Voltemos atrás, até esse concerto – digamos – instantâneo, para encontrar o que o movia e verificar como, com o tempo, o músico pulverizou os seus interesse e a sua actividade pela rádio ou pela televisão, generosamente partilhando a sua erudição rock, o seu gosto pela pequena história sem a qual as grandes histórias não teriam interesse, o prazer pela conversa. Na biografia dos Xutos & Pontapés assinada por Ana Cristina Ferrão, Conta-me Histórias, Zé Pedro recorda assim essa noite, comemorativa dos 25 anos do rock’n’roll: “A assistência que tinha estado a ouvir, a noite toda, o 'Rock Around the Clock' e outras coisas similares, ficou estática. Quando acabámos não se ouviu nem uma palma, nem um assobio. Não se ouviu nada. Eles não devem ter percebido absolutamente nada e a verdade é que nós também não.” Pudera, cinco canções (enfim, ninguém sabe ao certo) em meia dúzia de minutos, pode ser interpretado de várias maneiras, mas a sua maneira foi a que o levou a concluir a frase com as palavras: “Tinha sido muito excitante. Marcámos logo o próximo ensaio.” Atitude, para quem não percebeu ao longo destas décadas, clarificada mais tarde e – direi – definitivamente, quando, a uma pergunta de Ana Sousa Dias, para entrevista publicada no Diário de Notícias, o ano passado, afirmou: “O rock’n’roll é um estado de espírito, e uma pessoa ou sente ou não sente. Não é preciso ser músico para se sentir, tem que ver com aventura. Pode ter que ver com uns certos limites na vida, mas tem, acima de tudo, que ver com a realização pessoal de uma vida mexida.”

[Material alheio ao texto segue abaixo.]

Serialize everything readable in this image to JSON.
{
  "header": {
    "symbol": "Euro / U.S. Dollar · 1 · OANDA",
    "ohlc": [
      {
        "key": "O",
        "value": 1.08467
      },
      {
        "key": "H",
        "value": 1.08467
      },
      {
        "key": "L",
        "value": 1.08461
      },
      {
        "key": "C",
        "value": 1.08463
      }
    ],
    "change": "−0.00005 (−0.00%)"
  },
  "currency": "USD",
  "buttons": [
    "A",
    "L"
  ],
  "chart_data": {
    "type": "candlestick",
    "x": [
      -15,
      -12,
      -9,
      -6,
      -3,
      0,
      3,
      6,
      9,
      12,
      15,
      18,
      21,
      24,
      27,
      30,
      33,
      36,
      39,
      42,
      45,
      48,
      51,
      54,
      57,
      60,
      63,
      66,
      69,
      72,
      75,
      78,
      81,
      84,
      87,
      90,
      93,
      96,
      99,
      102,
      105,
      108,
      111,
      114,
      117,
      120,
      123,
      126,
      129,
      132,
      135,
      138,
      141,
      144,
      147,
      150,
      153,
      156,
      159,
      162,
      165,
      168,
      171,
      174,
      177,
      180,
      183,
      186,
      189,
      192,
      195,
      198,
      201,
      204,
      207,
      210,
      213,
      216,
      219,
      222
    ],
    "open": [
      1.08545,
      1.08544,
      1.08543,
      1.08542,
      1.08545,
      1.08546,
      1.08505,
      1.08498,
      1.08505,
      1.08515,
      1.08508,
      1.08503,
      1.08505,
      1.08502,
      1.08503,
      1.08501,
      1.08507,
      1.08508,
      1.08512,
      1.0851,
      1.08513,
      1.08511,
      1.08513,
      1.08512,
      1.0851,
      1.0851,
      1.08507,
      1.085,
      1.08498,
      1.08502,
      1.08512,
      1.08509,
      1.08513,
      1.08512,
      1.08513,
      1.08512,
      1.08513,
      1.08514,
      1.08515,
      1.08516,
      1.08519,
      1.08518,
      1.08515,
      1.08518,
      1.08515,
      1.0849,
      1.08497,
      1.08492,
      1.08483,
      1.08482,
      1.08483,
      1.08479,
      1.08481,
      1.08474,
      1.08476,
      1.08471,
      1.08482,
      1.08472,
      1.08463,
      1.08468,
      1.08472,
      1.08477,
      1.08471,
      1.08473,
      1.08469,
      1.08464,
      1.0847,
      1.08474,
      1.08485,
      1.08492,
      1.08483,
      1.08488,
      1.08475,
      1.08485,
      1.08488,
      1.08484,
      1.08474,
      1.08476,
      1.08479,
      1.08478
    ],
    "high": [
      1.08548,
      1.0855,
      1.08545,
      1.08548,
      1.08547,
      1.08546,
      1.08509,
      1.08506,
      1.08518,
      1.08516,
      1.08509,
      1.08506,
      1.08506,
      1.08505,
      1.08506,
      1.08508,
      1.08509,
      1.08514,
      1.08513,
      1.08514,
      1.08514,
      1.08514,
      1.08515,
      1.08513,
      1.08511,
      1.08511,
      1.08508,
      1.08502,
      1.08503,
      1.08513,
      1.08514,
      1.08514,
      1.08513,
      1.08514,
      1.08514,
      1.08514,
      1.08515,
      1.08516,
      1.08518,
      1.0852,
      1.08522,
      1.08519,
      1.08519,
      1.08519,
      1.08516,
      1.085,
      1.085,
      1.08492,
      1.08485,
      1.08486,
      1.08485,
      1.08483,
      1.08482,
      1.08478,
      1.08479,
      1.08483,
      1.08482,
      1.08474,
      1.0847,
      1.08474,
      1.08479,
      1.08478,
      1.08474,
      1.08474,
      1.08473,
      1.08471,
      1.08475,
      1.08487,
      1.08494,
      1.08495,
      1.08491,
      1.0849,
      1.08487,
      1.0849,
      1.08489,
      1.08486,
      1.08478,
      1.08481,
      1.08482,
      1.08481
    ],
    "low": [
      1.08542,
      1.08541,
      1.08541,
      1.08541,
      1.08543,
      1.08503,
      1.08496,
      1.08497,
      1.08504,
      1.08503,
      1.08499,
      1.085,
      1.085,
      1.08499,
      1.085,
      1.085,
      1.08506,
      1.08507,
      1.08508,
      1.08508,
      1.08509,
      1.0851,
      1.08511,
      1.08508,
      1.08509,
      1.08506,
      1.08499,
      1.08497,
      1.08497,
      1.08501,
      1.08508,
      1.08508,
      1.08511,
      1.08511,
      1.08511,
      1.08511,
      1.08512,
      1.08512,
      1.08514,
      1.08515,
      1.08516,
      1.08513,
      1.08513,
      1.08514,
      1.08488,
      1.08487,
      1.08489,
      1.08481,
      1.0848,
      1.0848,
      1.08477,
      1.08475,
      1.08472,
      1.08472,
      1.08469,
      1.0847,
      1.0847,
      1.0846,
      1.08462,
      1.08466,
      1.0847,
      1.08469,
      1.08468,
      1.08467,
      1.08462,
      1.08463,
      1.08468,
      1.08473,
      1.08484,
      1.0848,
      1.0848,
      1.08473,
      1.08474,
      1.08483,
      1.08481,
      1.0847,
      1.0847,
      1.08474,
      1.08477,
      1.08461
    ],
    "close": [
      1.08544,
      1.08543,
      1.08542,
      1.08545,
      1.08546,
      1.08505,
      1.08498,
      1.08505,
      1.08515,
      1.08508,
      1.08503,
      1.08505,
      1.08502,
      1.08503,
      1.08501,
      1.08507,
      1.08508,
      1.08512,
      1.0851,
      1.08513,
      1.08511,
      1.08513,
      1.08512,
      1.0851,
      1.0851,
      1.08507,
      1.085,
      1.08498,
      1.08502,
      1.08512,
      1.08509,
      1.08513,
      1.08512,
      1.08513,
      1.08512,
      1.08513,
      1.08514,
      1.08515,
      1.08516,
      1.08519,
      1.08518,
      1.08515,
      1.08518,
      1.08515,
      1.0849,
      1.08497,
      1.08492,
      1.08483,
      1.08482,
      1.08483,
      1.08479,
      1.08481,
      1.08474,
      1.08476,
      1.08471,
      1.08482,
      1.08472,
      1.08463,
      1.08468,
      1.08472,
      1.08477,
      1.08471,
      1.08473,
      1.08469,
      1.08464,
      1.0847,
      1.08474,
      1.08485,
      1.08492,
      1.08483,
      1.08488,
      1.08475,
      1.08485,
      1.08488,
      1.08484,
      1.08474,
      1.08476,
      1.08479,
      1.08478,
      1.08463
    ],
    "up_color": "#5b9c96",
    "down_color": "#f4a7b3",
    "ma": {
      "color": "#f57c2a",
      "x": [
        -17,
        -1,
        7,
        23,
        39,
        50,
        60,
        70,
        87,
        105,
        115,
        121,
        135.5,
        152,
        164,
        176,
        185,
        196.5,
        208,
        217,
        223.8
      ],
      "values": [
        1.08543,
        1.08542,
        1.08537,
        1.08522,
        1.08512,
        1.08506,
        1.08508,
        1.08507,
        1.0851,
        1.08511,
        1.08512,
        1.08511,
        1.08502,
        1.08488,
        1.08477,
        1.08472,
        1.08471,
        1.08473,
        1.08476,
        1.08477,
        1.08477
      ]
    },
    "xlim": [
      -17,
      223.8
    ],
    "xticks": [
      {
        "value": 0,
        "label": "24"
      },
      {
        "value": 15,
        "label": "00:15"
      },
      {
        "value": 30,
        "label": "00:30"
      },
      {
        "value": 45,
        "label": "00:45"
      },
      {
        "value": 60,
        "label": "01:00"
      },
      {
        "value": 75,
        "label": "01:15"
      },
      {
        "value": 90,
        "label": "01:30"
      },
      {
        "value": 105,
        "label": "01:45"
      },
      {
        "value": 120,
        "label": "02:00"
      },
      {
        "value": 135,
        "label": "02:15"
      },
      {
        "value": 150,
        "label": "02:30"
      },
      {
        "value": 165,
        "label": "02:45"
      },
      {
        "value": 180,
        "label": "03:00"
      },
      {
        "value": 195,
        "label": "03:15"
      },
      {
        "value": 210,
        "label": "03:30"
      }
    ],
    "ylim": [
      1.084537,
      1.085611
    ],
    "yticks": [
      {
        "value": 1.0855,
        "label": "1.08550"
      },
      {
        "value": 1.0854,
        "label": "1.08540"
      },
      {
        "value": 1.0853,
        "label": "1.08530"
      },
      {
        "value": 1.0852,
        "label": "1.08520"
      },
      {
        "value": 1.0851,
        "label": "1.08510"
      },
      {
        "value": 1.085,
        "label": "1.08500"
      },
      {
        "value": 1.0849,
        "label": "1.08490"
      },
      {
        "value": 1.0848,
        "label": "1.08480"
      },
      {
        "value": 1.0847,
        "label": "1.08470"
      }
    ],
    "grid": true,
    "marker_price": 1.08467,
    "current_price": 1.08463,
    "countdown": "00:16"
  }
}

E que mexida foi a vida de Zé Pedro, desde essa noite, aos seis anos, quando de regresso de Timor as luzes de Hong-Kong o fizeram reparar na electricidade com que se fez artista. “Era como se estivesse a descobrir a civilização”, disse mais de uma vez, em diversas circunstâncias, como quem revela um fascínio que está na origem de tudo. Embora o que melhor o defina como artista e como homem esteja na letra de uma canção: Pensas que eu sou um caso isolado/ Não sou o único a olhar o céu/ A ver os sonhos partirem/ À espera que algo aconteça.

Ou talvez ainda melhor neste verso de O Homem do Leme: E mais que uma onda, mais que uma maré/ Tentaram prendê-lo impor-lhe uma fé/ Mas, vogando à vontade, rompendo a saudade/ Vai quem já nada teme, vai o homem do leme.